The delisting approval marks a pivotal moment in the evolution of ICICI Securities and underscores the company’s commitment to strategic realignment and long-term growth objectives.

Under the proposed arrangement, ICICI Securities shareholders are slated to receive 67 shares of ICICI Bank for every 100 shares held in ICICI Securities. Despite a split in support levels, with 83.8% of public institutional shareholders voting in favor compared to only 32% of public non-institutional shareholders, the substantial institutional ownership in ICICI Securities ensured the proposal’s approval.

This development underscores a pivotal moment in ICICI Securities’ corporate trajectory. Notably, the company’s board had previously greenlit a scheme of arrangement for the delisting of its shares last year. This scheme entails ICICI Bank issuing shares to the public shareholders of ICICI Securities, thereby transitioning it into a wholly-owned subsidiary of the bank.

Last November, ICICI Securities obtained “No Objection” and “No Adverse Observations” letters from both the BSE and NSE, marking significant progress in its merger proceedings. Subsequently, in January, the National Company Law Tribunal (NCLT) granted approval for the merger.
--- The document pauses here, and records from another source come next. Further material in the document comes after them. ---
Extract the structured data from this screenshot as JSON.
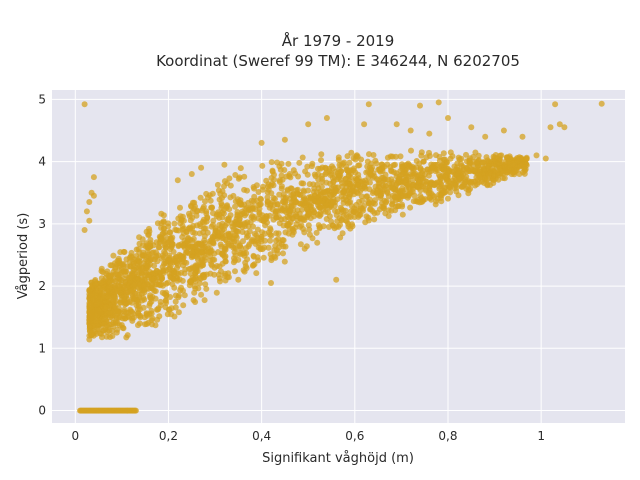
{
  "chart_data": {
    "type": "scatter",
    "title_line1": "År 1979 - 2019",
    "title_line2": "Koordinat (Sweref 99 TM): E 346244, N 6202705",
    "xlabel": "Signifikant våghöjd (m)",
    "ylabel": "Vågperiod (s)",
    "xlim": [
      -0.05,
      1.18
    ],
    "ylim": [
      -0.2,
      5.15
    ],
    "x_ticks": [
      0,
      0.2,
      0.4,
      0.6,
      0.8,
      1
    ],
    "x_tick_labels": [
      "0",
      "0,2",
      "0,4",
      "0,6",
      "0,8",
      "1"
    ],
    "y_ticks": [
      0,
      1,
      2,
      3,
      4,
      5
    ],
    "y_tick_labels": [
      "0",
      "1",
      "2",
      "3",
      "4",
      "5"
    ],
    "grid": true,
    "legend": "none",
    "marker_color": "#d4a220",
    "plot_background": "#e5e5ef",
    "band": {
      "lower": [
        [
          0.03,
          1.1
        ],
        [
          0.1,
          1.1
        ],
        [
          0.2,
          1.35
        ],
        [
          0.3,
          1.75
        ],
        [
          0.4,
          2.2
        ],
        [
          0.5,
          2.55
        ],
        [
          0.6,
          2.85
        ],
        [
          0.7,
          3.1
        ],
        [
          0.8,
          3.35
        ],
        [
          0.9,
          3.6
        ],
        [
          0.97,
          3.8
        ]
      ],
      "upper": [
        [
          0.03,
          2.15
        ],
        [
          0.1,
          2.65
        ],
        [
          0.2,
          3.3
        ],
        [
          0.3,
          3.8
        ],
        [
          0.4,
          4.05
        ],
        [
          0.5,
          4.15
        ],
        [
          0.6,
          4.2
        ],
        [
          0.7,
          4.2
        ],
        [
          0.8,
          4.2
        ],
        [
          0.9,
          4.15
        ],
        [
          0.97,
          4.1
        ]
      ]
    },
    "zero_period_series": {
      "x_range": [
        0.01,
        0.13
      ],
      "y": 0
    },
    "outliers": [
      {
        "x": 0.02,
        "y": 4.92
      },
      {
        "x": 0.03,
        "y": 3.35
      },
      {
        "x": 0.025,
        "y": 3.2
      },
      {
        "x": 0.03,
        "y": 3.05
      },
      {
        "x": 0.02,
        "y": 2.9
      },
      {
        "x": 0.035,
        "y": 3.5
      },
      {
        "x": 0.04,
        "y": 3.45
      },
      {
        "x": 0.04,
        "y": 3.75
      },
      {
        "x": 0.055,
        "y": 2.05
      },
      {
        "x": 0.045,
        "y": 1.7
      },
      {
        "x": 0.5,
        "y": 4.6
      },
      {
        "x": 0.54,
        "y": 4.7
      },
      {
        "x": 0.62,
        "y": 4.6
      },
      {
        "x": 0.69,
        "y": 4.6
      },
      {
        "x": 0.72,
        "y": 4.5
      },
      {
        "x": 0.76,
        "y": 4.45
      },
      {
        "x": 0.8,
        "y": 4.7
      },
      {
        "x": 0.85,
        "y": 4.55
      },
      {
        "x": 0.88,
        "y": 4.4
      },
      {
        "x": 0.92,
        "y": 4.5
      },
      {
        "x": 0.96,
        "y": 4.4
      },
      {
        "x": 0.99,
        "y": 4.1
      },
      {
        "x": 1.01,
        "y": 4.05
      },
      {
        "x": 1.02,
        "y": 4.55
      },
      {
        "x": 1.04,
        "y": 4.6
      },
      {
        "x": 1.05,
        "y": 4.55
      },
      {
        "x": 1.03,
        "y": 4.92
      },
      {
        "x": 1.13,
        "y": 4.93
      },
      {
        "x": 0.63,
        "y": 4.92
      },
      {
        "x": 0.74,
        "y": 4.9
      },
      {
        "x": 0.78,
        "y": 4.95
      },
      {
        "x": 0.56,
        "y": 2.1
      },
      {
        "x": 0.42,
        "y": 2.05
      },
      {
        "x": 0.35,
        "y": 2.1
      },
      {
        "x": 0.29,
        "y": 2.2
      },
      {
        "x": 0.32,
        "y": 3.95
      },
      {
        "x": 0.27,
        "y": 3.9
      },
      {
        "x": 0.22,
        "y": 3.7
      },
      {
        "x": 0.25,
        "y": 3.8
      },
      {
        "x": 0.96,
        "y": 3.95
      },
      {
        "x": 0.93,
        "y": 4.0
      },
      {
        "x": 0.56,
        "y": 2.95
      },
      {
        "x": 0.45,
        "y": 4.35
      },
      {
        "x": 0.4,
        "y": 4.3
      }
    ]
  }
}
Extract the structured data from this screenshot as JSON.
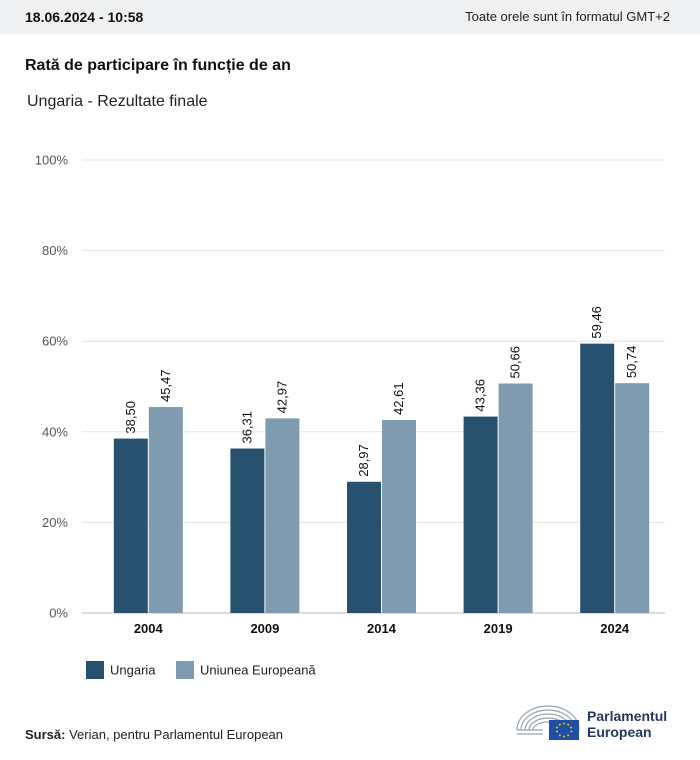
{
  "header": {
    "timestamp": "18.06.2024 - 10:58",
    "timezone_note": "Toate orele sunt în formatul GMT+2"
  },
  "title": "Rată de participare în funcție de an",
  "subtitle": "Ungaria - Rezultate finale",
  "colors": {
    "ungaria": "#27516f",
    "ue": "#7f9bb0",
    "grid": "#e3e3e3",
    "axis": "#bbbbbb"
  },
  "chart_data": {
    "type": "bar",
    "categories": [
      "2004",
      "2009",
      "2014",
      "2019",
      "2024"
    ],
    "series": [
      {
        "name": "Ungaria",
        "values": [
          38.5,
          36.31,
          28.97,
          43.36,
          59.46
        ],
        "labels": [
          "38,50",
          "36,31",
          "28,97",
          "43,36",
          "59,46"
        ]
      },
      {
        "name": "Uniunea Europeană",
        "values": [
          45.47,
          42.97,
          42.61,
          50.66,
          50.74
        ],
        "labels": [
          "45,47",
          "42,97",
          "42,61",
          "50,66",
          "50,74"
        ]
      }
    ],
    "ylim": [
      0,
      100
    ],
    "yticks": [
      "0%",
      "20%",
      "40%",
      "60%",
      "80%",
      "100%"
    ],
    "grid": true,
    "legend": "bottom-left"
  },
  "source": {
    "label": "Sursă:",
    "text": "Verian, pentru Parlamentul European"
  },
  "logo": {
    "line1": "Parlamentul",
    "line2": "European"
  }
}
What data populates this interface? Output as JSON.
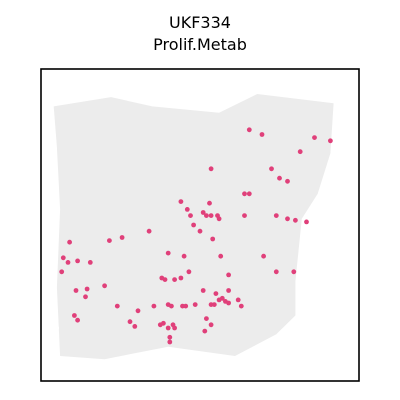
{
  "chart_data": {
    "type": "scatter",
    "title": [
      "UKF334",
      "Prolif.Metab"
    ],
    "xlabel": "",
    "ylabel": "",
    "grid": false,
    "xlim": [
      0,
      100
    ],
    "ylim": [
      0,
      100
    ],
    "colors": {
      "highlight": "#e0407a",
      "background_spots": "#ececec",
      "frame": "#000000"
    },
    "background_region": {
      "description": "tissue spots",
      "outline": [
        [
          4,
          88
        ],
        [
          22,
          91
        ],
        [
          35,
          88
        ],
        [
          56,
          86
        ],
        [
          68,
          92
        ],
        [
          92,
          89
        ],
        [
          91,
          73
        ],
        [
          87,
          60
        ],
        [
          82,
          52
        ],
        [
          80,
          32
        ],
        [
          80,
          21
        ],
        [
          74,
          15
        ],
        [
          61,
          8
        ],
        [
          40,
          11
        ],
        [
          20,
          7
        ],
        [
          6,
          8
        ],
        [
          5,
          30
        ],
        [
          6,
          55
        ],
        [
          5,
          75
        ]
      ],
      "holes": [
        [
          91,
          46
        ],
        [
          92,
          29
        ],
        [
          90,
          17
        ],
        [
          5,
          17
        ]
      ]
    },
    "series": [
      {
        "values": [
          [
            65.5,
            80.5
          ],
          [
            69.5,
            79.0
          ],
          [
            86.0,
            78.0
          ],
          [
            91.0,
            77.0
          ],
          [
            53.5,
            68.0
          ],
          [
            81.5,
            73.5
          ],
          [
            72.5,
            68.0
          ],
          [
            75.0,
            65.0
          ],
          [
            77.5,
            64.0
          ],
          [
            64.0,
            60.0
          ],
          [
            65.5,
            60.0
          ],
          [
            44.0,
            57.5
          ],
          [
            53.0,
            57.0
          ],
          [
            46.0,
            55.0
          ],
          [
            47.0,
            53.0
          ],
          [
            52.0,
            53.0
          ],
          [
            53.5,
            53.0
          ],
          [
            55.5,
            53.0
          ],
          [
            74.0,
            53.0
          ],
          [
            77.5,
            52.0
          ],
          [
            80.0,
            51.5
          ],
          [
            83.5,
            51.0
          ],
          [
            48.0,
            50.0
          ],
          [
            50.0,
            48.0
          ],
          [
            34.0,
            48.0
          ],
          [
            25.5,
            46.0
          ],
          [
            21.5,
            45.0
          ],
          [
            9.0,
            44.5
          ],
          [
            54.0,
            45.5
          ],
          [
            40.0,
            41.0
          ],
          [
            45.0,
            40.0
          ],
          [
            56.5,
            40.0
          ],
          [
            70.0,
            40.0
          ],
          [
            7.0,
            39.5
          ],
          [
            11.5,
            38.5
          ],
          [
            15.5,
            38.0
          ],
          [
            6.5,
            35.0
          ],
          [
            46.5,
            35.0
          ],
          [
            38.0,
            33.0
          ],
          [
            39.0,
            32.5
          ],
          [
            42.0,
            32.5
          ],
          [
            44.0,
            33.0
          ],
          [
            74.0,
            35.0
          ],
          [
            79.5,
            35.0
          ],
          [
            59.0,
            34.0
          ],
          [
            20.0,
            30.5
          ],
          [
            11.0,
            29.0
          ],
          [
            14.5,
            29.5
          ],
          [
            51.0,
            29.0
          ],
          [
            59.0,
            29.0
          ],
          [
            55.0,
            28.0
          ],
          [
            56.0,
            26.0
          ],
          [
            62.0,
            26.0
          ],
          [
            14.0,
            27.0
          ],
          [
            59.0,
            25.0
          ],
          [
            48.5,
            24.5
          ],
          [
            35.5,
            24.0
          ],
          [
            40.0,
            24.5
          ],
          [
            41.0,
            24.0
          ],
          [
            44.5,
            24.0
          ],
          [
            45.5,
            24.0
          ],
          [
            24.0,
            24.0
          ],
          [
            30.5,
            22.5
          ],
          [
            53.5,
            24.5
          ],
          [
            54.5,
            24.5
          ],
          [
            57.0,
            26.5
          ],
          [
            58.0,
            25.5
          ],
          [
            63.0,
            24.0
          ],
          [
            10.5,
            21.0
          ],
          [
            11.5,
            19.5
          ],
          [
            28.0,
            19.0
          ],
          [
            29.5,
            17.5
          ],
          [
            37.5,
            18.0
          ],
          [
            38.5,
            18.5
          ],
          [
            41.5,
            18.0
          ],
          [
            42.0,
            17.0
          ],
          [
            53.5,
            18.0
          ],
          [
            51.5,
            16.0
          ],
          [
            40.5,
            14.0
          ],
          [
            40.5,
            12.5
          ],
          [
            52.0,
            20.0
          ],
          [
            40.0,
            17.0
          ],
          [
            8.5,
            38.0
          ],
          [
            51.0,
            54.0
          ],
          [
            64.0,
            53.0
          ],
          [
            56.0,
            52.0
          ]
        ]
      }
    ]
  }
}
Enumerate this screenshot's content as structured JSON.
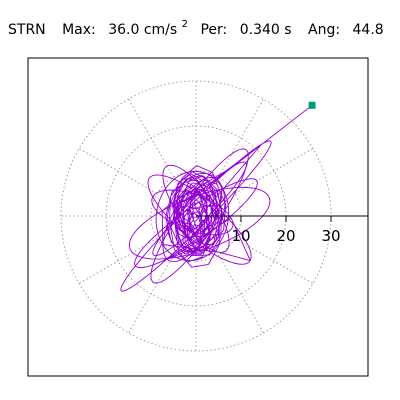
{
  "header": {
    "component": "STRN",
    "max_label": "Max:",
    "max_value": "36.0 cm/s",
    "max_exp": "2",
    "period_label": "Per:",
    "period_value": "0.340 s",
    "angle_label": "Ang:",
    "angle_value": "44.8"
  },
  "chart_data": {
    "type": "scatter",
    "subtype": "polar particle-motion orbit",
    "component": "STRN",
    "max_accel": 36.0,
    "max_accel_unit": "cm/s^2",
    "period_s": 0.34,
    "angle_deg": 44.8,
    "radial_axis": {
      "ticks": [
        10,
        20,
        30
      ],
      "tick_labels": [
        "10",
        "20",
        "30"
      ],
      "range": [
        0,
        40
      ]
    },
    "grid": {
      "rings": [
        10,
        20,
        30
      ],
      "spokes_deg": [
        0,
        30,
        60,
        90,
        120,
        150,
        180,
        210,
        240,
        270,
        300,
        330
      ],
      "style": "dotted"
    },
    "colors": {
      "trace": "#9400d3",
      "peak_marker": "#00997a",
      "grid": "#888888"
    },
    "peak_point": {
      "x": 25.8,
      "y": 24.6
    },
    "orbit_loops": [
      [
        0.0,
        1.0,
        3.0,
        20
      ],
      [
        22.0,
        25.0,
        2.5,
        45
      ],
      [
        13.0,
        16.0,
        2.5,
        45
      ],
      [
        9.0,
        12.0,
        4.5,
        60
      ],
      [
        6.0,
        12.0,
        6.0,
        70
      ],
      [
        14.0,
        19.0,
        6.0,
        20
      ],
      [
        8.0,
        12.0,
        8.0,
        80
      ],
      [
        10.0,
        13.0,
        4.0,
        125
      ],
      [
        13.0,
        16.0,
        4.5,
        140
      ],
      [
        8.0,
        11.0,
        4.0,
        160
      ],
      [
        15.0,
        18.0,
        3.5,
        35
      ],
      [
        16.0,
        20.0,
        4.0,
        55
      ]
    ]
  }
}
ICICI Bank’s merger plan involves integrating its 75% subsidiary, ICICI Securities, into its operations. As part of this arrangement, investors are offered 0.67 shares of ICICI Bank for every one share held in ICICI Securities. Notably, the largest public shareholder, Norges Fund Investment Bank, has cast its vote in favor of the ICICI Securities delisting proposal. However, Quantum Mutual Fund has opposed the proposal.

Quantum Mutual Fund has expressed concerns regarding the potential financial implications of the merger. They estimate that the merger could result in a net loss of at least Rs 6.08 crore for its unitholders. The fund house contends that ICICI Bank’s proposal undervalues ICICI Securities, providing the bank access to ICICI Securities’ entire business at a price below its fair market value.